Two Italian ex-nuns celebrate civil union

| Wednesday, September 28, 2016 - 23:45
First Published |
same-sex civil union, Catholic nuns, same sex marriage, Italy, Italian nun, gay marriage

Two Italian ex-nuns celebrate civil union | Photo: Pictorial Representation

Pinerolo: Two former Catholic nuns registered a same-sex civil union in northwest Italy on Wednesday after they fell in love and renounced their vows, media reports said.
"God wants people to be happy and to live their love openly," Turin-based daily La Stampa quoted one of the ex-nuns named Isabel as saying.
"We call on our Church to welcome all people who love each other," said the other nun, named Francesca, quoted by La Stampa.
The civil union ceremony took place in Pinerolo on the outskirts of Turin and was conducted by the town's mayor, Luca Salvai, a member of Italy's grassroots Five Star movement.
La Stampa described the couple as two 44-year-old former Franciscan Sisters, who met on a pilgrimage.
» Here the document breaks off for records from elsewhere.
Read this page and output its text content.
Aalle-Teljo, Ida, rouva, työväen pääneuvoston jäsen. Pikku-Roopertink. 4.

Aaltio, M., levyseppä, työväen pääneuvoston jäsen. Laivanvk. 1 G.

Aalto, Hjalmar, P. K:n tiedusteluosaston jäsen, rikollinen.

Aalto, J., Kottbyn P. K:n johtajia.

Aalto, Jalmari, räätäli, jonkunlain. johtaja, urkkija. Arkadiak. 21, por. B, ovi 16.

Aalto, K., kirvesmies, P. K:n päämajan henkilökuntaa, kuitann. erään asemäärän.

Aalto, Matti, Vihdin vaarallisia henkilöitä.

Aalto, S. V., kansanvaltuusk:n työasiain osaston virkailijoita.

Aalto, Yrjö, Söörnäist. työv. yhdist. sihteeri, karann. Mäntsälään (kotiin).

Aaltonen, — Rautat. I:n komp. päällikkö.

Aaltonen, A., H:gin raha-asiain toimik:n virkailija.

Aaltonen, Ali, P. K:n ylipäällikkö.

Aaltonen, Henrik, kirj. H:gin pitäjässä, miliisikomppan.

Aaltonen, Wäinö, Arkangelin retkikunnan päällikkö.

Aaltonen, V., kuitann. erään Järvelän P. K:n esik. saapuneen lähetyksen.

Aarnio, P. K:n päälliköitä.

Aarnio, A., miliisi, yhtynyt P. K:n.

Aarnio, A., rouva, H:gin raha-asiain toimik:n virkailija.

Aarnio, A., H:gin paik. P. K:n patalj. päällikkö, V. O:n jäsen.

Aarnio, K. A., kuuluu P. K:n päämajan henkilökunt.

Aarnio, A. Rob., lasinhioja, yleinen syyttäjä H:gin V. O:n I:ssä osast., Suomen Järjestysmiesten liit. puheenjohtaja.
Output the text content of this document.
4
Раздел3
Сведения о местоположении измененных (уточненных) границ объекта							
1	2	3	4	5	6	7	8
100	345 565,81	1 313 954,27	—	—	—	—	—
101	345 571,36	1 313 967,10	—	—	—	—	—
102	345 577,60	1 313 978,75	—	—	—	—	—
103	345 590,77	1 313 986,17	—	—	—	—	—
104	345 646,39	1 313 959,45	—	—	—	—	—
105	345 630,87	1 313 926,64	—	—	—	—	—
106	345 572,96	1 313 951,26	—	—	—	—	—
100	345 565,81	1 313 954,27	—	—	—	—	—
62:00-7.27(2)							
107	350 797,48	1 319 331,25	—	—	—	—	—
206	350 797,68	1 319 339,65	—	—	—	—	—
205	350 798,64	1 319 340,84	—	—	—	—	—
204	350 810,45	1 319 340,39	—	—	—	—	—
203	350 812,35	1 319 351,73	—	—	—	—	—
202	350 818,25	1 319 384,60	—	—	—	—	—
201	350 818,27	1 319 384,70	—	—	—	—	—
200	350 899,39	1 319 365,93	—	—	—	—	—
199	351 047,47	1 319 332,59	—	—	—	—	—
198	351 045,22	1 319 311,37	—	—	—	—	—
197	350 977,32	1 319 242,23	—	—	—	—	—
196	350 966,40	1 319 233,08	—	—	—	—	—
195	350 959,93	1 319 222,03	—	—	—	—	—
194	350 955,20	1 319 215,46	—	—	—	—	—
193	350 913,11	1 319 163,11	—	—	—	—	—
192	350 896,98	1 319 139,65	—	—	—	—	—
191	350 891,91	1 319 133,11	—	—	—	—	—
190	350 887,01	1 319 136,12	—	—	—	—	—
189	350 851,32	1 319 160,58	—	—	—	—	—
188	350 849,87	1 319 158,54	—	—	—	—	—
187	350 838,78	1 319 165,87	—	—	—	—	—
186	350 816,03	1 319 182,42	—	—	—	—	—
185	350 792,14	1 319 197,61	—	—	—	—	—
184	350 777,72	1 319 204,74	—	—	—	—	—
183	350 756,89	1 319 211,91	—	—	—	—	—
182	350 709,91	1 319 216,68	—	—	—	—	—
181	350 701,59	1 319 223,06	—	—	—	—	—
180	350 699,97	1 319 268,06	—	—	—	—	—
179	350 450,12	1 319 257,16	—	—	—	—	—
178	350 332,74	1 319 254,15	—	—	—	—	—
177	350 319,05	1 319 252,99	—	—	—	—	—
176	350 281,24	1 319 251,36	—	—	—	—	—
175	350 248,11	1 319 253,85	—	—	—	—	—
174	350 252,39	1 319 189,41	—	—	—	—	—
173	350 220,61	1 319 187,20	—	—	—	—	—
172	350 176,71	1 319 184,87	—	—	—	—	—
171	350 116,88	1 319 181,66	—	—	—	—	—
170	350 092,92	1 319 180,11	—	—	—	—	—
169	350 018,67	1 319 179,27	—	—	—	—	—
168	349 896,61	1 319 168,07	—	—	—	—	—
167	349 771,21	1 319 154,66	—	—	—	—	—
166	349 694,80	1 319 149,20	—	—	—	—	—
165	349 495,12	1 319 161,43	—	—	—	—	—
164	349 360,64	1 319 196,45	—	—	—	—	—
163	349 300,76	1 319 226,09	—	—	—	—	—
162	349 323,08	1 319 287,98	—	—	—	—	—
Isabel is from Latin America, and Federica is from Italy, according to the daily.
A priest who was suspended from priesthood in 2003 because of his support for gay marriage, Franco Barbero, was also going to bless the couple and has already done this for 19 gay couples this year, it reported.
Gay activists on Tuesday lodged a complaint with prosecutors and police against a Catholic mayor in Favria on the outskirts of Turin who refused to officiate a civil union between two men.
Serafino Ferrino, refused to conduct the civil union, claiming they were morally "wrong" and that many Italian mayors agreed with him.
The Gay Centre rights group said it was taking action against all town and city councils who don't apply the legislation which legalised same-sex partnerships in Italy earlier this year.
Italy's parliament voted civil unions - including same-sex partnerships - into law in May after the government won a confidence motion on the fiercely debated bill.
Italy was the last in Western Europe to adopt such reforms and the legislation was heavily diluted due to staunch opposition from the Catholic Church, Catholic groups and conservative Catholic politicians as well as divisions within the ruling centre-left Democratic Party.